When we debate the merits of mowing versus hoeing, the issue is almost always about labor economics. If you hoe the weeds, you only need to do it once in a growing season, but if you chop them with a machete, you may have to repeat two or three times in a season. Point for the Hoe.

But, there’s more to a farm than the cost of labor.

In the short- and long-term health and productivity of the farm, soil health is perhaps the single most important factor. A living, vibrant soil nourishes coffee plants. Groundcover (such as grass) over the soil protects it from rain and wind erosion, and increases water infiltration into the root zone – also great for coffee plants. Coffee trees with good nutrition and water are healthier, more productive, and more resilient to pests and drought.

Just by managing soil better – by keeping a good groundcover and not disturbing the soil – a farmer does wonders for these three farm best practices:  fertility, pest control, and water management.  If you do the math and consider the costs (which we are doing and many others have done), the machete triumphs.

I think we should commission stained-glass murals in churches in the coffeelands portraying a coffee farmer – a holy warrior – gloriously wielding her Machete, shredding the Hoe.



  • P Baker says:

    I agree that the hoe should be discouraged as much as possible. But to laud the machete as the answer? This is the 21st century, is that the best we can do for poor farmers?

    Machete is not all good – it’s hard work; you have to stoop (back problems for ageing farmers), your hand gets near to the ground (snake bite), hired labour especially will not be overly careful (tree trunks get nicks exposing tissues to fungal attack that can kill the tree – a not uncommon problem).

    If the answer is the ancient machete, then there is something wrong with the question. Coffee is a rich industry (I saw a gold-plated espresso machine the other day) but in the name of sustainability we frequently come to the farmer asking him/her to do more without any clear benefit:cost improvement .

    We should be trying to make their lives easier. We have made our own lives easier (e.g. many cheap, reliable, hand-held cordless devices around the home that are slowly becoming robotic) so why not for farmers too?

    Could it be done? We don’t know because nobody has really tried (i.e. long term research and innovation support).

    Periodically we worry about the dearth of young farmers – really I can’t blame them abandoning the farm, because we are abandoning them.

    • Paul Hicks says:

      Peter, great comments. I will see about a gold plated machete for the next wedding!

      Over breakfast, we brainstormed alternatives to the machete: mechanical weed-eater? Too much carbon. Goats? They might chew the coffee leaves. Guinea pigs? They can’t take the heat. Roundup? On no!

      Honestly, I think the machete is part of coffee, and here to stay – partly because its such a versatile tool.

      So what this gets us back to are the costs of production.

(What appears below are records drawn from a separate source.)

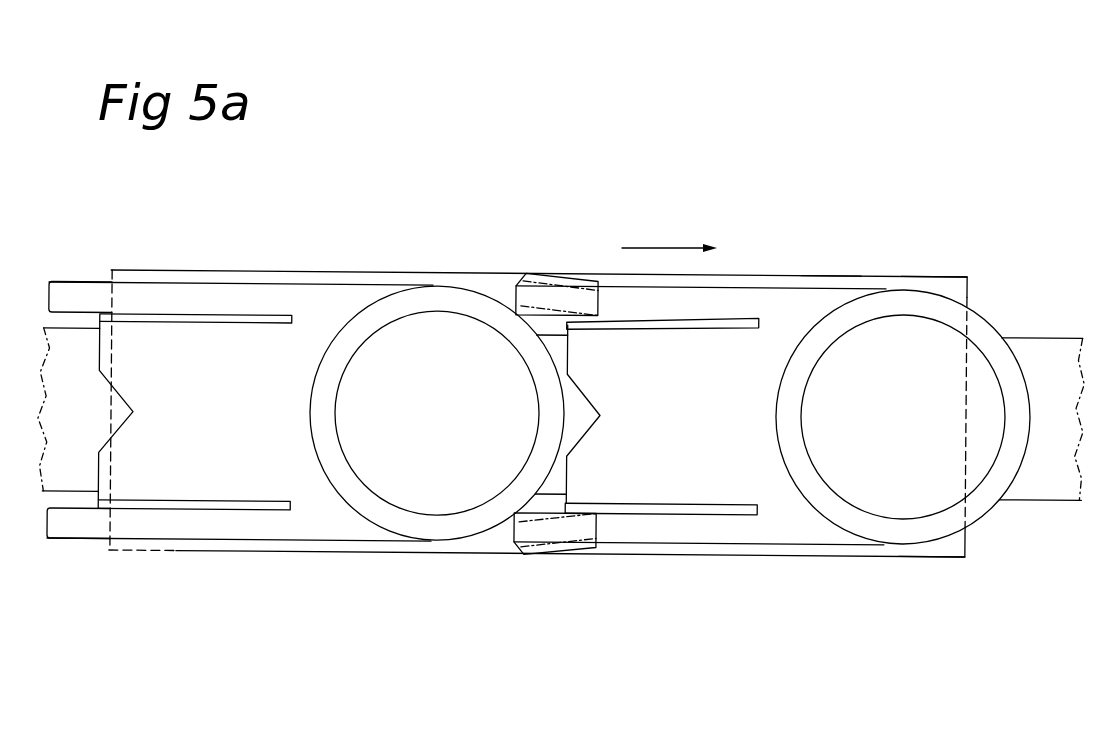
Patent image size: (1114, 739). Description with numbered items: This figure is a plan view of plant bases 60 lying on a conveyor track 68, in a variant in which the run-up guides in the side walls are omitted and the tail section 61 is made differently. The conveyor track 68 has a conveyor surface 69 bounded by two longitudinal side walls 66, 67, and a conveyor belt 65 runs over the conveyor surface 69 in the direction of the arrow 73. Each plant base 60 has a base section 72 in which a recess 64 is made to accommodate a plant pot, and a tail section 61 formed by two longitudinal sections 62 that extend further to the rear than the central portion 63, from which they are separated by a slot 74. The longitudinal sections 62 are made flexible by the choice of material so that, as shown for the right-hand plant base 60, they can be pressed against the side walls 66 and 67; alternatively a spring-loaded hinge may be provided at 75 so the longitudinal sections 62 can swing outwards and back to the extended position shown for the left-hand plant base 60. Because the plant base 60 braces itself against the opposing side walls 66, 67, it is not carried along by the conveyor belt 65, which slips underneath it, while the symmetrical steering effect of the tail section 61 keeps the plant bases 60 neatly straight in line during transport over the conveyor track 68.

The plant base 60 is at (320, 279).
The tail section 61 is at (80, 279).
The longitudinal sections 62 is at (198, 292).
The central portion 63 is at (158, 455).
The recess 64 is at (442, 333).
The conveyor belt 65 is at (1055, 355).
The side wall 66 is at (949, 277).
The side wall 67 is at (950, 557).
The conveyor track 68 is at (830, 267).
The conveyor surface 69 is at (958, 293).
The base section 72 is at (443, 527).
The arrow 73 is at (682, 248).
The slot 74 is at (597, 318).
The hinge location 75 is at (748, 528).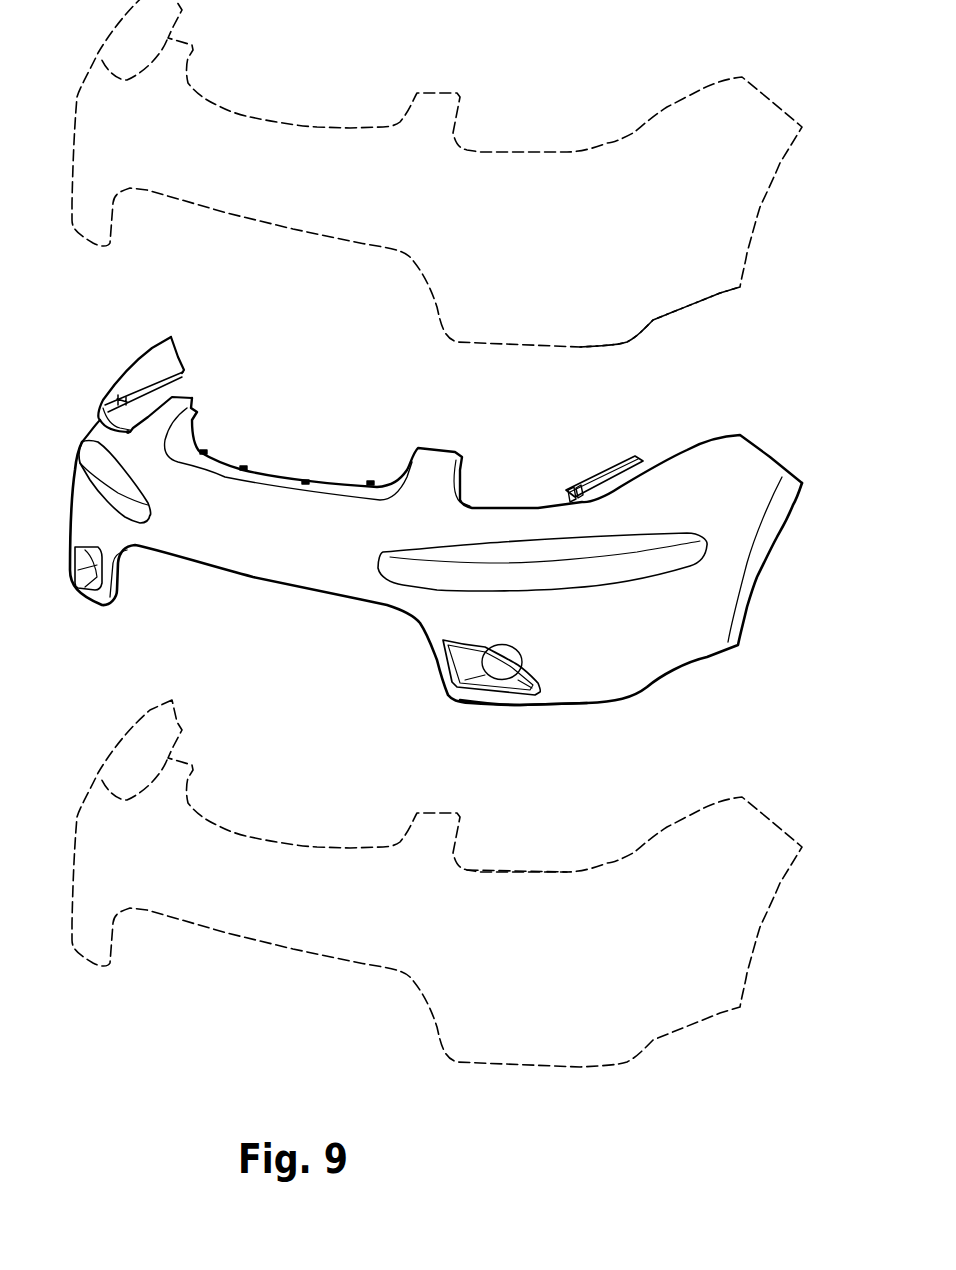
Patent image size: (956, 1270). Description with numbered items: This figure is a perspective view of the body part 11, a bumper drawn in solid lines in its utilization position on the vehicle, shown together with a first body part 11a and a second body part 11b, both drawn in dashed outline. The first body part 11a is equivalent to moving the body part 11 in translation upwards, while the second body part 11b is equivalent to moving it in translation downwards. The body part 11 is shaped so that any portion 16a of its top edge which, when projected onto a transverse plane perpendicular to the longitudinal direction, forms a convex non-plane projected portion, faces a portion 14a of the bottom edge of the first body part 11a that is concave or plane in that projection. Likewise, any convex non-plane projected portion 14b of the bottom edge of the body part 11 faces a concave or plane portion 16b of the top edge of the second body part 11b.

The body part 11 is at (740, 482).
The first body part 11a is at (677, 147).
The second body part 11b is at (745, 852).
The portion of the bottom edge 14a is at (688, 307).
The portion of the bottom edge 14b is at (498, 707).
The portion of the top edge 16a is at (697, 447).
The portion of the top edge 16b is at (507, 873).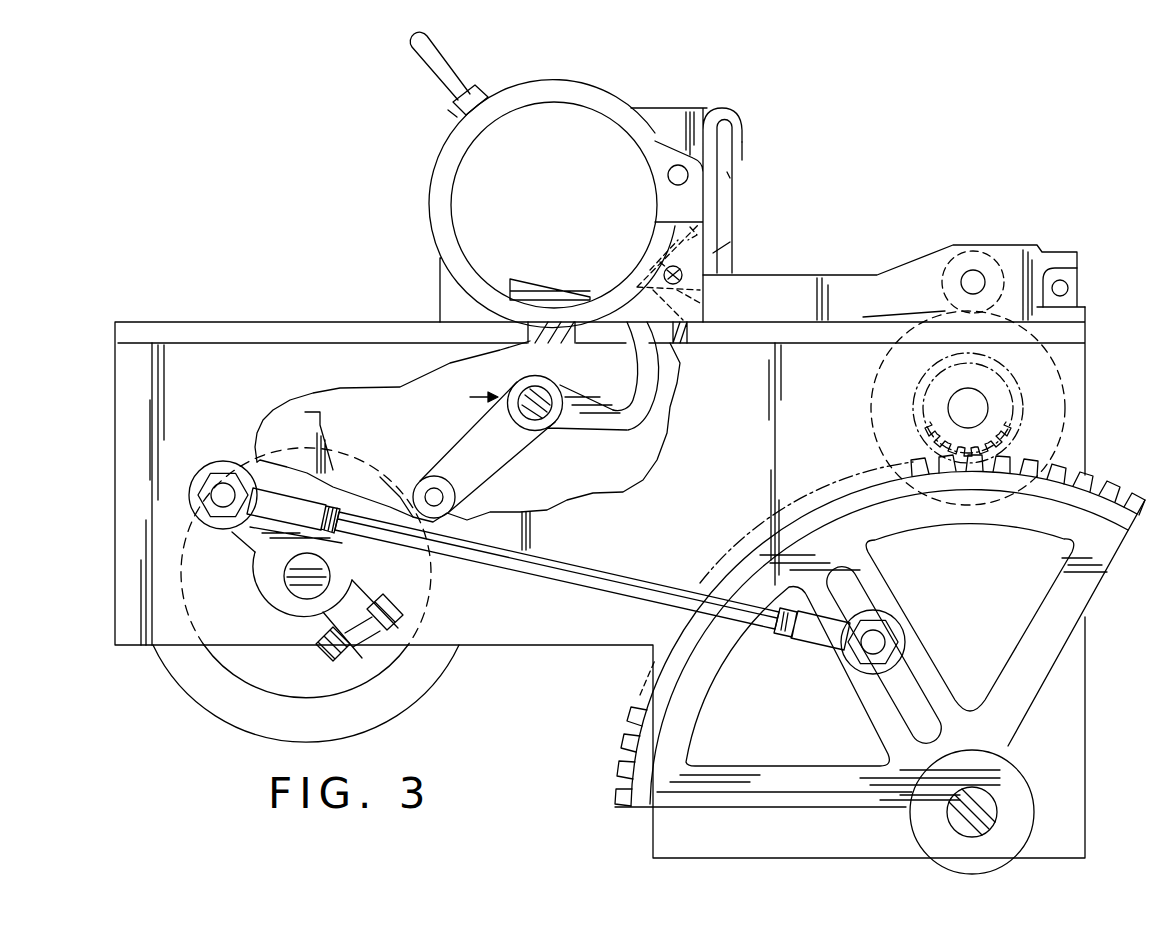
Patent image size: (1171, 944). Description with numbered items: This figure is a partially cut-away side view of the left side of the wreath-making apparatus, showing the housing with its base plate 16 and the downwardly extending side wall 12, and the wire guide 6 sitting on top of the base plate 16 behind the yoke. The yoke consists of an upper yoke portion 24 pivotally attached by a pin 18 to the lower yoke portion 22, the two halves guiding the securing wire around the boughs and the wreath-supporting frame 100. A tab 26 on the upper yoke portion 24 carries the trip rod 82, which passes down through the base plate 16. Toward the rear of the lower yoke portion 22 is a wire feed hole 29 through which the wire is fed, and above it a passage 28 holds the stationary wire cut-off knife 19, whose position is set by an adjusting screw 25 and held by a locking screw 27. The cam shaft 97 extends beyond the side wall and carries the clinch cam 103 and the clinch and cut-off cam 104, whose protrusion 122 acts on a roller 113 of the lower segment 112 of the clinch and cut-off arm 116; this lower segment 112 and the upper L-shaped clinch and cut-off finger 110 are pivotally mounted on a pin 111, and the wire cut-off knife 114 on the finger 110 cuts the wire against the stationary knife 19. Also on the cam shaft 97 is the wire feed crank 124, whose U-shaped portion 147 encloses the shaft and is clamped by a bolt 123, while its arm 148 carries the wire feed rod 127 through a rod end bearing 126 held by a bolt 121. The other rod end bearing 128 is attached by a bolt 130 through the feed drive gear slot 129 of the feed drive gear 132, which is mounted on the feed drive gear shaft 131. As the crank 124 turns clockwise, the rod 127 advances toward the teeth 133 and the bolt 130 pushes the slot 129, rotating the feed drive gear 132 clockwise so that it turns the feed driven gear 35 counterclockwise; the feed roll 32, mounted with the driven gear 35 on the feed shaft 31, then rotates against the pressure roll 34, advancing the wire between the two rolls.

The wire guide 6 is at (850, 285).
The side wall 12 is at (128, 440).
The base plate 16 is at (325, 330).
The pin 18 is at (667, 175).
The wire cut-off knife 19 is at (657, 267).
The lower yoke portion 22 is at (455, 262).
The upper yoke portion 24 is at (510, 105).
The adjusting screw 25 is at (742, 235).
The tab 26 is at (703, 116).
The locking screw 27 is at (683, 273).
The passage 28 is at (718, 190).
The wire feed hole 29 is at (713, 307).
The feed shaft 31 is at (990, 410).
The feed roll 32 is at (1062, 370).
The pressure roll 34 is at (987, 257).
The feed driven gear 35 is at (1000, 423).
The trip rod 82 is at (733, 190).
The cam shaft 97 is at (332, 577).
The wreath-supporting frame 100 is at (556, 296).
The clinch cam 103 is at (372, 716).
The clinch and cut-off cam 104 is at (398, 662).
The clinch and cut-off finger 110 is at (631, 437).
The pin 111 is at (547, 417).
The lower segment 112 is at (487, 463).
The roller 113 is at (430, 484).
The wire cut-off knife 114 is at (658, 356).
The clinch and cut-off arm 116 is at (466, 392).
The bolt 121 is at (222, 507).
The protrusion 122 is at (322, 430).
The bolt 123 is at (400, 604).
The wire feed crank 124 is at (259, 602).
The rod end bearing 126 is at (198, 483).
The wire feed rod 127 is at (590, 583).
The rod end bearing 128 is at (830, 645).
The feed drive gear slot 129 is at (910, 700).
The bolt 130 is at (876, 640).
The feed drive gear shaft 131 is at (985, 808).
The feed drive gear 132 is at (630, 756).
The teeth 133 is at (1120, 488).
The U-shaped portion 147 is at (322, 628).
The arm 148 is at (250, 530).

Producing high-quality, sustainable coffee is costly, and hard work. A good coffee grower is a master of many skills, walking a financial tight-rope of an erratic market. While the costs of production are fairly stable, and the retail price of a cup or pound of coffee are stable, we peg the farmgate price of coffee to the “market”, which is subject to speculation or the weather over Brazil.

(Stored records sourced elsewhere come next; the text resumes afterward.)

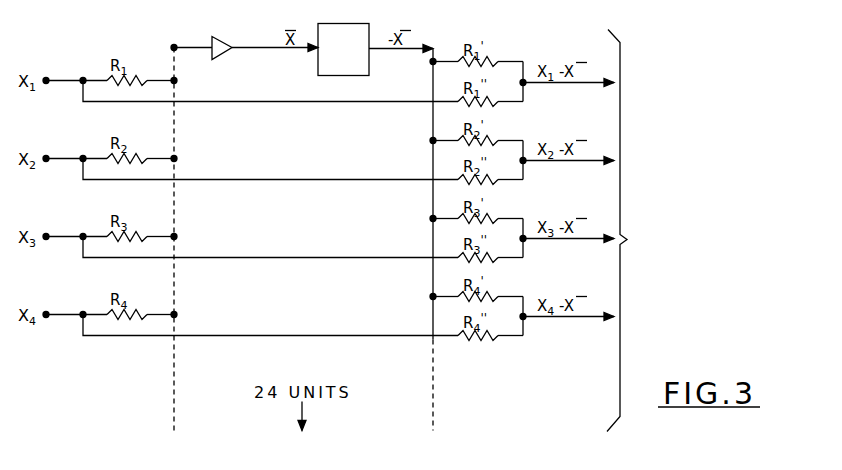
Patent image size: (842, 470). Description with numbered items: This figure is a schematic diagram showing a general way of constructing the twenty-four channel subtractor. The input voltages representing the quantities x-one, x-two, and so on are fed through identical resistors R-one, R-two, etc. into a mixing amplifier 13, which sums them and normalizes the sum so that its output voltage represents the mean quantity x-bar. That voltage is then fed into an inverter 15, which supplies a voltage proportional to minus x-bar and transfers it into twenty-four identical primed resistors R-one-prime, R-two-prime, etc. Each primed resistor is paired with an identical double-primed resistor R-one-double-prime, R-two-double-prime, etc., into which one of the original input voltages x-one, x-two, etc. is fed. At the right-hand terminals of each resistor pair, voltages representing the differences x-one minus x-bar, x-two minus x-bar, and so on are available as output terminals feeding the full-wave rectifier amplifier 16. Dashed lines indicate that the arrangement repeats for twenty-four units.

The mixing amplifier 13 is at (222, 57).
The inverter 15 is at (369, 64).
The full-wave rectifier amplifier 16 is at (713, 231).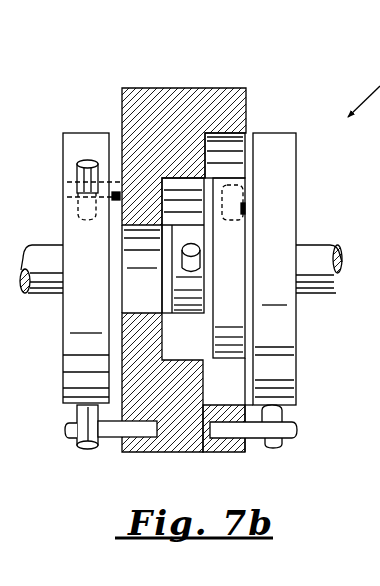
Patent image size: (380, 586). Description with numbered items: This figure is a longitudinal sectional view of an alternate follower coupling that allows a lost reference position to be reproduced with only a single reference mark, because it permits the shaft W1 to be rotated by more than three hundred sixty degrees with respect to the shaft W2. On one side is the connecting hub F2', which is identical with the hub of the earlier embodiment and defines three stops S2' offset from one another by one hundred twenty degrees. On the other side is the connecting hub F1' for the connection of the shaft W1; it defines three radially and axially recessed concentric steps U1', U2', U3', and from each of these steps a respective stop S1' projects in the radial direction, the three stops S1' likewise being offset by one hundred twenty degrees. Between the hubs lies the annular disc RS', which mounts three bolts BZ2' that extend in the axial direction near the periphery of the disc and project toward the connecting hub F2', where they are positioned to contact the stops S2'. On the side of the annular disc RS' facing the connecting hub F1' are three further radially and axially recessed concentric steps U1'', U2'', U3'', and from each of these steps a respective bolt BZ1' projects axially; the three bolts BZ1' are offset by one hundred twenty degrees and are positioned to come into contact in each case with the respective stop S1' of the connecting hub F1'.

The annular disc RS' is at (184, 168).
The connecting hub F1' is at (283, 243).
The connecting hub F2' is at (73, 232).
The stop S1' is at (268, 296).
The stop S2' is at (67, 304).
The bolt BZ1' is at (276, 332).
The bolt BZ2' is at (111, 300).
The shaft W1 is at (323, 267).
The shaft W2 is at (42, 268).
The step U1' is at (296, 379).
The step U2' is at (281, 260).
The step U3' is at (248, 268).
The step U1'' is at (269, 431).
The step U2'' is at (227, 448).
The step U3'' is at (163, 409).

      Instead, the farmgate price of specialty coffee needs to be determined by these factors regardless of the “market”: the real cost of production, quality, and the retail price for cups and bags of coffee.

  • Jerry D. says:

    Frankly I am for the lazyman’s weed whacker. Just how much carbon damage does a weedwhacher really produce? Also does the health risk to workers outweigh the carbon production? Should we get rid of the “big hoe,” commonly referred to as the plow or tractor? What would happen to our food sources if we did not have the mechanical means of food production? I live in grape country and harvesting really relies on machinery: easier on the body and increases production in a short time. The issue of the “hoe vs. the machete” is curious, but also very conplicated – or is your issue just with coffee production?